Milli Eğitim Müdürü Deniz Edip’in kurmayları ile birlikte düzenlediği basın toplantısında gerçekleştirmeyi planladıkları çalışmalar arasında kısaca dijital bağımlılık olarak adlandırabileceğimiz ve aile bireyleri arasındaki sevgi ve iletişimin kopmasına neden olan bağımlılıkla mücadelede yer alıyor.
Hastalığın teşhisi doğru, ancak reçetesi çok zor. Çünkü gerçekten neredeyse her kesimden aile bu bağımlılığın pençesinde. Babanın elinde aslında aklını hüküm altına alan akıllı telefon, çocukların önlerinde bilgisayar veya laptop, anne de dizilerin gösterildiği ekrana mahkum bir şekilde zamanlarını geçiriyorlar.
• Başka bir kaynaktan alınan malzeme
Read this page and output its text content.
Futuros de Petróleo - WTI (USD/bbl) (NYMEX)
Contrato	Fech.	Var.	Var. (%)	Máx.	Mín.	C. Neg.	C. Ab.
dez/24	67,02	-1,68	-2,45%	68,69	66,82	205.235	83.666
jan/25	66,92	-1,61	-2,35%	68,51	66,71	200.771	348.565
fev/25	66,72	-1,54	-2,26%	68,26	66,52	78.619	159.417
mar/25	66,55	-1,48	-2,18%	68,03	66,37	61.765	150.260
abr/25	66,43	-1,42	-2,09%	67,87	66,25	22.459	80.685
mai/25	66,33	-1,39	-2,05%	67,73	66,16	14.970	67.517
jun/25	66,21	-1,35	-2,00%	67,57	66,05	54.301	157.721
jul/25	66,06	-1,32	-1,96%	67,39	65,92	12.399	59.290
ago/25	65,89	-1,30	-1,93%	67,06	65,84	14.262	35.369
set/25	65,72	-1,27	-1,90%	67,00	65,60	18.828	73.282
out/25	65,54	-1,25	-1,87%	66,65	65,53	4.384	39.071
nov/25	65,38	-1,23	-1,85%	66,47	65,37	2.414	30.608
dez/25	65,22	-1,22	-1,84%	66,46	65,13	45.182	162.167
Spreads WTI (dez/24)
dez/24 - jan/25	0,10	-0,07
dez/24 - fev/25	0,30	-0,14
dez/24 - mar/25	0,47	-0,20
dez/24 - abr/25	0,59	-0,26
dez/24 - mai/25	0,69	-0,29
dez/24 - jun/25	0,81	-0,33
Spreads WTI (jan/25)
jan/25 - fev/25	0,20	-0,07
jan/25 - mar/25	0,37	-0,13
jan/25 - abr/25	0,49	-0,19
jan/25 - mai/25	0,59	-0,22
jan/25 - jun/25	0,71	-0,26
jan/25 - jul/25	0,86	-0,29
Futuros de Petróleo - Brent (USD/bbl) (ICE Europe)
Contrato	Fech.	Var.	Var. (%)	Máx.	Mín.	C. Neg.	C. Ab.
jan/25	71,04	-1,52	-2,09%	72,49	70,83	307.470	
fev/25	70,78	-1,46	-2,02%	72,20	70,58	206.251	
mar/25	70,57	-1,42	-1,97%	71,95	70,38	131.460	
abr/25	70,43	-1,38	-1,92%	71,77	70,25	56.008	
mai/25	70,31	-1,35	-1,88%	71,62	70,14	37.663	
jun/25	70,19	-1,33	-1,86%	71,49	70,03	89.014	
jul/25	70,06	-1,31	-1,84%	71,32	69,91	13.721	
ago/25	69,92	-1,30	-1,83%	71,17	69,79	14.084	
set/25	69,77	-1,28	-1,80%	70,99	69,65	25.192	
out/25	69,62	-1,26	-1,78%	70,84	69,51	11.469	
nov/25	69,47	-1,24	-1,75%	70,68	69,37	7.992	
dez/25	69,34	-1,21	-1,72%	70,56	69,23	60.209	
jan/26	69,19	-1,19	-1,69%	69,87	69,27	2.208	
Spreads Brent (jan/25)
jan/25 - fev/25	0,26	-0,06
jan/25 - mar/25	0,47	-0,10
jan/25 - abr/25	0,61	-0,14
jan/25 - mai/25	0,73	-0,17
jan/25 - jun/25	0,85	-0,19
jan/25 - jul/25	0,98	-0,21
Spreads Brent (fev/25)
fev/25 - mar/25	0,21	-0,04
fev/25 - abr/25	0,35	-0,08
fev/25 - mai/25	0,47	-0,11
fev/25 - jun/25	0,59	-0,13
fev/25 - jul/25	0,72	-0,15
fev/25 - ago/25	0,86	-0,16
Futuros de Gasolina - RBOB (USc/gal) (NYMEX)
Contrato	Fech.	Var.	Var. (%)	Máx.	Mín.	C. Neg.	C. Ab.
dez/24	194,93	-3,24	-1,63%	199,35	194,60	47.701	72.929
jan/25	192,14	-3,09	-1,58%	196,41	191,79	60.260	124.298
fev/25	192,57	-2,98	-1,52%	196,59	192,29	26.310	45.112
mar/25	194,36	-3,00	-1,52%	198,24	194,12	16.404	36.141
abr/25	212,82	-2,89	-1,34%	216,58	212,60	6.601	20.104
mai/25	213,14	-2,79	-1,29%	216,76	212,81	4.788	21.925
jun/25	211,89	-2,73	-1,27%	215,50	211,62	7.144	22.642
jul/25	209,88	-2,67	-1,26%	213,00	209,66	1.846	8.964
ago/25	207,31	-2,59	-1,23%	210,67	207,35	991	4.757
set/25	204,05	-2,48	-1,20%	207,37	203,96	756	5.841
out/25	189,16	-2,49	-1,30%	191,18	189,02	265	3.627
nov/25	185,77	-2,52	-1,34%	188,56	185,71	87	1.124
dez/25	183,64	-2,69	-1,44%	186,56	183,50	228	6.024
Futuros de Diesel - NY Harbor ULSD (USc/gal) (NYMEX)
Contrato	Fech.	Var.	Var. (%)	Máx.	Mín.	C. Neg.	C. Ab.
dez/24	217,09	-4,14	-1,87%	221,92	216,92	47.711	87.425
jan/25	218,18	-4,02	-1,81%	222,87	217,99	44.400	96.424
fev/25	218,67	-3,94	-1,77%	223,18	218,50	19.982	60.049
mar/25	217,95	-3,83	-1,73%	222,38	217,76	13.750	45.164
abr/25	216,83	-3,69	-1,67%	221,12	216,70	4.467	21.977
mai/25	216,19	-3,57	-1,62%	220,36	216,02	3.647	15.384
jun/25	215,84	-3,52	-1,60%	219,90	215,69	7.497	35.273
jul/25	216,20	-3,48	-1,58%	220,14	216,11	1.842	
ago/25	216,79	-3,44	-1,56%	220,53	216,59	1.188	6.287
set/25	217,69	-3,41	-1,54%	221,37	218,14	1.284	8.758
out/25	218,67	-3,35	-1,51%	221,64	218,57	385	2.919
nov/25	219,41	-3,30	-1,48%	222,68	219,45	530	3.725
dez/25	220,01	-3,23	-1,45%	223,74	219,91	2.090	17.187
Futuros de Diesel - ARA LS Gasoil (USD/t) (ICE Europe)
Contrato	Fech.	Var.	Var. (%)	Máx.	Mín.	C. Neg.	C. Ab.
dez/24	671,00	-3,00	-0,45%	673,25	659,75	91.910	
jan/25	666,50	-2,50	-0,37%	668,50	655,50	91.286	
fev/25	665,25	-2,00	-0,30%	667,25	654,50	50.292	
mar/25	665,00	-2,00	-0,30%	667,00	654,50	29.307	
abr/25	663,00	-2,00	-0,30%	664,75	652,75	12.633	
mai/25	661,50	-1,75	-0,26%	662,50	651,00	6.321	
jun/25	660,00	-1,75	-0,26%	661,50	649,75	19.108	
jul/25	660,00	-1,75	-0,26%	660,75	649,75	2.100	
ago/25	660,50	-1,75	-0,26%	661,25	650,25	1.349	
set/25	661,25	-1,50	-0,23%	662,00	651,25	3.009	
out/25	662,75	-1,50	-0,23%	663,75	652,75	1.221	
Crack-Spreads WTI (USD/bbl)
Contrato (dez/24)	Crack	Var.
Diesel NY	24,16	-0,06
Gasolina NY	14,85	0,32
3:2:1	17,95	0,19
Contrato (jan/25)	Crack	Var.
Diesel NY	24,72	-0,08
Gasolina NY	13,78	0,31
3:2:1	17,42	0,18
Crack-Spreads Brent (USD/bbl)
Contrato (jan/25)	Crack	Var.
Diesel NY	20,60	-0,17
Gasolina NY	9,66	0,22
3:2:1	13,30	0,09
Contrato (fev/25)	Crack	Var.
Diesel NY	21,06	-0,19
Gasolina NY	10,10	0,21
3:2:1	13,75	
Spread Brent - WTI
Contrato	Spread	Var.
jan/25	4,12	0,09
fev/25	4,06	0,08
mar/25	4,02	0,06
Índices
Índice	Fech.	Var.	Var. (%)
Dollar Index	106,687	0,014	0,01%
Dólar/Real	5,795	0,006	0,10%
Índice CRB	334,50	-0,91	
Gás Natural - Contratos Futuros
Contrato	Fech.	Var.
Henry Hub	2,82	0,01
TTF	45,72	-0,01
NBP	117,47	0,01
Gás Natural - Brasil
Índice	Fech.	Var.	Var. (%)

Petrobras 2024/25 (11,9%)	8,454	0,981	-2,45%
Çoğu aileler akşam yemeklerinde bile sofrada bir araya gelemiyorlar. Aile içi sohbet ise çoktan unutuldu. Aile bireylerinin dert ortakları akılsız ve ruhsuz olan o teknolojik aletler oldu. Bu durumda ruhsal bunalımlardan, çocukların hatta yetişkinlerin bile kötü kimselerin tuzaklarına düşmelerine kadar birçok soruna yol açıyor. Bunlara ilişkin olarak her gün basın yayın organlarında onlarca haber yer alıyor. Bunlardan bile ibret ve gerekli dersleri almak, tehlike daha kapımızı çalmadan uyanık olmakta yarar vardır.
İşte böylesine önemli bir konuya Milli Eğitim Müdürlüğü el atmayı planlıyor ve bunun için de konunun paydaşları ile istişare görüşmeleri yapacak ve önerileri alacak. Aslında bu konunun paydaşları neredeyse toplumun her kesimidir. Artık evinde veya cep telefonunda internet bağlantısı olmayan kimse kalmadı gibi. Bu nedenle yalnız basın mensupları ve kamu kurumları ile sivil toplum kuruluşları ile değil de olabildiğince her kesimle görüşme yolların denenmelidir. Hiçbir unvanı olmayan sokaktaki vatandaşın bile görüşü alınmalıdır.
Tabii ki bunu yaparken de görüştüğü kişi ve kurumlara da önemli görev düşüyor. Onların da bu işin öneminin idraki içerisinde sorumluluk içerisinde hareket ederek, gerekli önerlileri sunmaları ve işbirliği yapmaları gerekiyor. Çünkü bu sorun bir tek kurumun tek başına çözebileceği bir boyuttan çok daha öte boyuttadır.
Umarım herkes Milli Eğitim Müdürlüğünün sorumluluğu kadar bir sorumluluk sahibi olur ve ülkemizin geleceğini tehdit eden bu sorun için; bir Siirt modeli çözüm yolu oluşturulur.